Launcher configs live in ./config/launcher/.
See the Hydra launcher docs: https://hydra.cc/docs/advanced/launcher_plugins/.

# Local CPU parallelism with joblib
python runs/train.py --multirun +launcher=joblib

# Slurm cluster
python runs/train.py --multirun +launcher=slurm

# Slurm with GPUs
python runs/train.py --multirun +launcher=slurmgpu

Why this matters

  • You can explore many settings with a single command.
  • Hydra records every config, so you know exactly what produced each result.
  • The same code you were running in your machine, can be run in a cluster with minimal changes or coding rabbit-holes (mostly).

5. Tools

Besides Python and Hydra, two tools are worth adding to your workflow.

5.1 Docker

Docker packages your code, environment, and dependencies into one container, so it runs the same on any operating system.

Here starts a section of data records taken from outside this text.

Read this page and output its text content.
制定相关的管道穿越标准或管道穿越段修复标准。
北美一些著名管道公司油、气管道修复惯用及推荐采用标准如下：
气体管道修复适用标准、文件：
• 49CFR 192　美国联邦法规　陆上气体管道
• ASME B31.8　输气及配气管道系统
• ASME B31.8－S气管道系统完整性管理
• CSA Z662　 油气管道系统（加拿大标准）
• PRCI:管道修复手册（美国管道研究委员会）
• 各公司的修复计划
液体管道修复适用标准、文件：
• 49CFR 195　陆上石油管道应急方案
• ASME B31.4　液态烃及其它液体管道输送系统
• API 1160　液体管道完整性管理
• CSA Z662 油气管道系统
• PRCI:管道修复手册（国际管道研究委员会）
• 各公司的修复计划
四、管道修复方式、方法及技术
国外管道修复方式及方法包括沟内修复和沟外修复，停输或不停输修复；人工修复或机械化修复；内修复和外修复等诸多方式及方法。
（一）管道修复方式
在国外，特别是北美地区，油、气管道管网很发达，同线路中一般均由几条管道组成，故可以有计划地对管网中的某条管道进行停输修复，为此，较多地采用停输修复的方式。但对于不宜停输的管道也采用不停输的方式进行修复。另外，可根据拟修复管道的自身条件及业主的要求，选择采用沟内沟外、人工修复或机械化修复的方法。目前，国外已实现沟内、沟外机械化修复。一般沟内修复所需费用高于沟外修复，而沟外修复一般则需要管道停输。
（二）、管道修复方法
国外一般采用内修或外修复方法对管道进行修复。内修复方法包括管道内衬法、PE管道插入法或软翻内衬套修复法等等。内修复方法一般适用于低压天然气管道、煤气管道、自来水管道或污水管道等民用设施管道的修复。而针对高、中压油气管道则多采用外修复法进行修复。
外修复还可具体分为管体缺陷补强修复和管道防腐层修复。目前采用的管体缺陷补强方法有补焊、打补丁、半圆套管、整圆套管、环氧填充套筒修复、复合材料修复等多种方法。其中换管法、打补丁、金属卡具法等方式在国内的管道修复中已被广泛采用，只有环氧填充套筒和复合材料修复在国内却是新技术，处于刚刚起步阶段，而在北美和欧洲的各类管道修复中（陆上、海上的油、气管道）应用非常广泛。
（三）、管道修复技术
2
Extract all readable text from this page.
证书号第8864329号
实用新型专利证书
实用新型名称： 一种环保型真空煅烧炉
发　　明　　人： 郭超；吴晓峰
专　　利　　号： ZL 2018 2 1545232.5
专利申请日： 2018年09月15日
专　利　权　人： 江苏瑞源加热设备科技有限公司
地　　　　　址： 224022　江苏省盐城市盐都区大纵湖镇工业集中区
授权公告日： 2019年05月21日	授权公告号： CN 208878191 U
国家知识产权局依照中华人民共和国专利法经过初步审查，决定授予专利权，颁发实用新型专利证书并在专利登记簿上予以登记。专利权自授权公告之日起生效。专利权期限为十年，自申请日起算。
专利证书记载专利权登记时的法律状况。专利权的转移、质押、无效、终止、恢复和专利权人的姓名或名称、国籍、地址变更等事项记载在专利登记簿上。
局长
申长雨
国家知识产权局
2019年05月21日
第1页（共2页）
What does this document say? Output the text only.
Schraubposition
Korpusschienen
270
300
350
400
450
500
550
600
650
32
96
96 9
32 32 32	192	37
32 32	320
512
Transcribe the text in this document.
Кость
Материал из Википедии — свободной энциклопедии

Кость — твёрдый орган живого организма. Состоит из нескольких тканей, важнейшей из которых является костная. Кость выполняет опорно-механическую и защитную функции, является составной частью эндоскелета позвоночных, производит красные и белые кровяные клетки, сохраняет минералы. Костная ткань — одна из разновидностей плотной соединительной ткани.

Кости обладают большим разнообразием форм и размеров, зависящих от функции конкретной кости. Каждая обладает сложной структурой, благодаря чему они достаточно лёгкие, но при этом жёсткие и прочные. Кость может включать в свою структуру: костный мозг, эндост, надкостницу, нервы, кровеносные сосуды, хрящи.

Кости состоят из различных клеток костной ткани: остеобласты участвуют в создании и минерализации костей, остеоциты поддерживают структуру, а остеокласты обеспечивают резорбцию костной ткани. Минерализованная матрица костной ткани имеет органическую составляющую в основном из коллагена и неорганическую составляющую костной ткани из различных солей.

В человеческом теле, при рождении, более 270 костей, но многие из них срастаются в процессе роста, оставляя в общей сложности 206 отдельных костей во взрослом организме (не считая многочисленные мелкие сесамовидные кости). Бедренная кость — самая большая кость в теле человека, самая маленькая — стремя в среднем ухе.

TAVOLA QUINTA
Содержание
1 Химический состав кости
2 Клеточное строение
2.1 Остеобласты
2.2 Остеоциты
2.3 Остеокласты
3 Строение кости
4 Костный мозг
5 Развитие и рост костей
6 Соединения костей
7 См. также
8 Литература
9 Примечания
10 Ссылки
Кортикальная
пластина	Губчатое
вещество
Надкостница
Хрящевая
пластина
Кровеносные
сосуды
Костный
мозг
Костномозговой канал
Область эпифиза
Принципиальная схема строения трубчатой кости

docker build -t example ./env_setup
docker run -d --rm --name example --gpus all -v $(pwd):/home/example example bash

Why this matters

  • Handy for sharing your work or moving it to a server.
  • Removes “works on my machine” problems.

5.2 Rclone for syncing data

rclone moves large datasets between your workstation and remote storage (e.g., S3, Google Drive).

rclone config
rclone sync ./data/datasets remote:bucket/path -P --transfers=8

Why this matters

  • Keeps local disks clean and backed up.
  • Speeds up transfers to HPC clusters.

6. Using this Template

This project is meant to help students organize and run machine-learning experiments. What's important is the abstract idea of organizing your thoughts and your code, not this specific implementation of it.


7. References and Further Reading


The exact folder names and tools can change, but the key idea stays the same: a clear, automated workflow makes large-scale experimentation faster, easier to debug, and easier for others to reproduce.